With less than five months to go before the November general election, likely voters in New York rank jobs, taxes and education as their top issues, a Siena College poll released this morning found.

The poll shows 13 percent of likely voters believe jobs is the top issue in the campaign, with taxes and education each receiving 12 percent.

Other issues – such as the 2013 gun control law known as the SAFE Act, budget concerns and the state’s minimum wage – did not register as the top concern for more than 10 percent of voters polled by Siena.

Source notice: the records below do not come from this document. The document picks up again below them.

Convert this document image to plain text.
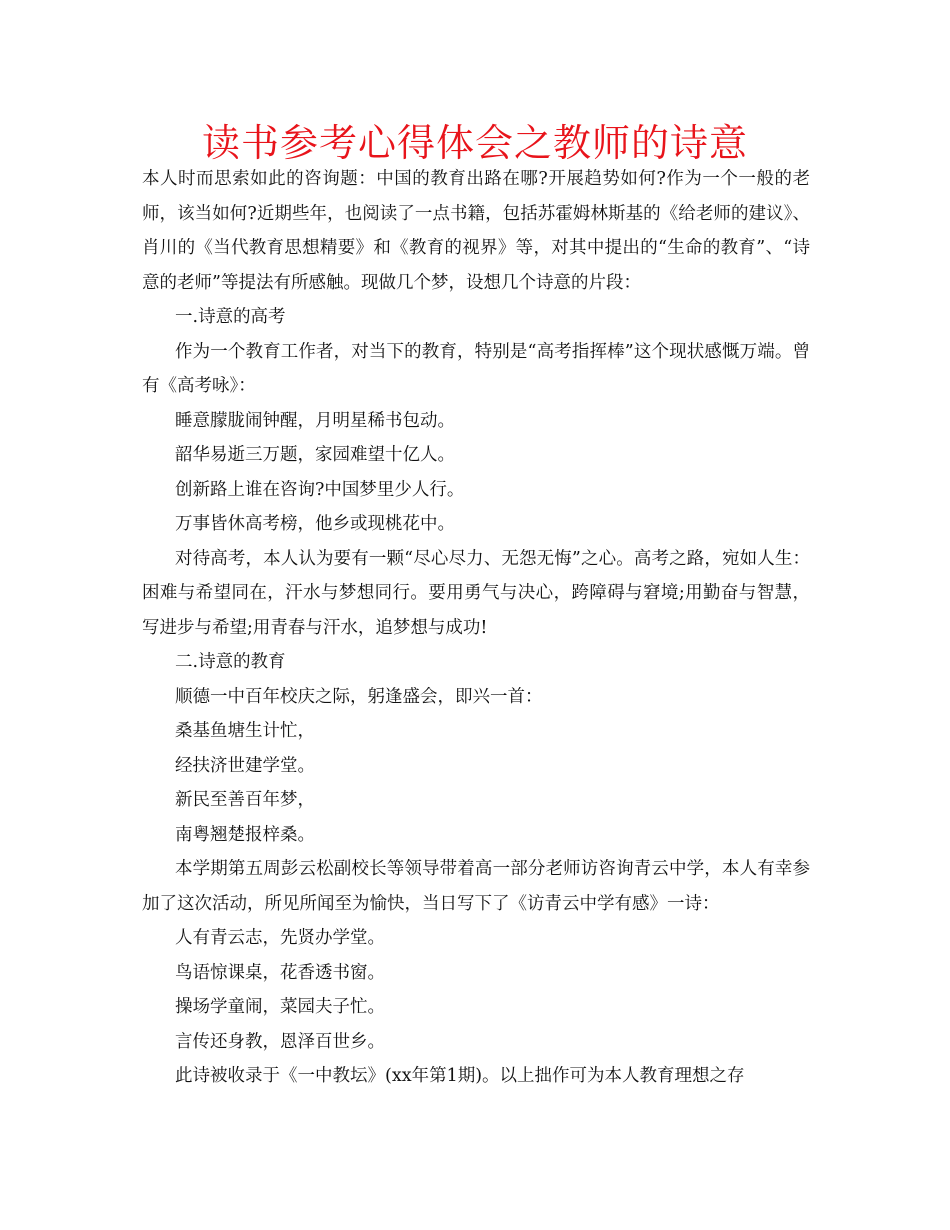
读书参考心得体会之教师的诗意

本人时而思索如此的咨询题：中国的教育出路在哪?开展趋势如何?作为一个一般的老师，该当如何?近期些年，也阅读了一点书籍，包括苏霍姆林斯基的《给老师的建议》、肖川的《当代教育思想精要》和《教育的视界》等，对其中提出的“生命的教育”、“诗意的老师”等提法有所感触。现做几个梦，设想几个诗意的片段：

一.诗意的高考

作为一个教育工作者，对当下的教育，特别是“高考指挥棒”这个现状感慨万端。曾有《高考咏》：

睡意朦胧闹钟醒，月明星稀书包动。

韶华易逝三万题，家园难望十亿人。

创新路上谁在咨询?中国梦里少人行。

万事皆休高考榜，他乡或现桃花中。

对待高考，本人认为要有一颗“尽心尽力、无怨无悔”之心。高考之路，宛如人生：困难与希望同在，汗水与梦想同行。要用勇气与决心，跨障碍与窘境;用勤奋与智慧，写进步与希望;用青春与汗水，追梦想与成功!

二.诗意的教育

顺德一中百年校庆之际，躬逢盛会，即兴一首：

桑基鱼塘生计忙，

经扶济世建学堂。

新民至善百年梦，

南粤翘楚报梓桑。

本学期第五周彭云松副校长等领导带着高一部分老师访咨询青云中学，本人有幸参加了这次活动，所见所闻至为愉快，当日写下了《访青云中学有感》一诗：

人有青云志，先贤办学堂。

鸟语惊课桌，花香透书窗。

操场学童闹，菜园夫子忙。

言传还身教，恩泽百世乡。

此诗被收录于《一中教坛》(xx年第1期)。以上拙作可为本人教育理想之存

“When it comes to which issues are motivating voters, they are largely economic. Thirteen percent of voters say jobs is the single most important issue in determining their vote, followed by taxes and education at 12 percent each, economic issues generally at nine percent, and fiscal/budget issues and gun/SAFE act at five percent each,” Siena pollster Steve Greenberg said. “Almost half of voters identified an economic issue as number one.”

Nevertheless, the poll found strong support for the state pulling out of the controversial education standards known as Common Core.

A near majority – 49 percent to 39 percent – want to see the state stop Common Core rather than continue to implement the standards.

Gov. Andrew Cuomo and state lawmakers this year slowed aspects of the implementation of the standards for student testing and later teacher evaluations.

Cuomo, meanwhile, continues to enjoy a wide lead over his Republican challenger, Westchester County Executive Rob Astorino, who remains largely unknown to most voters.

Cuomo has a 37 percentage point lead over Astorino among likely voters, 60 percent to 23 percent. Green Party candidate Howie Hawkins received 6 percent.

Cuomo has broad support throughout the state, with an especially wide lead in New York City, the poll found.

His spread in the city is 76 percentage points and 29 percentage points in the downstate suburbs. In upstate New York, vital to any chance of success for Astorino, Cuomo leads by 15 percentage points.

Fifty-nine percent of voters believe Cuomo has made the state a better one to live in, with 15 percent who say it’s worse and 21 percent who believe it’s about the same.

Voters, however, aren’t as bullish about New York remaining on the “right track” – with 49 percent believing that’s case versus 40 percent who say it’s heading in the wrong direction.

Both state Attorney General Eric Schneiderman, who faces Republican opponent John Cahill, and Comptroller Tom DiNapoli, who is being challenged by Onondaga County Comptroller Bob Antonacci, would be handily re-elected this fall, the poll found.

The poll of 774 likely voters was conducted from July 13 through July 16. It has a margin of error of 3.5 percentage points.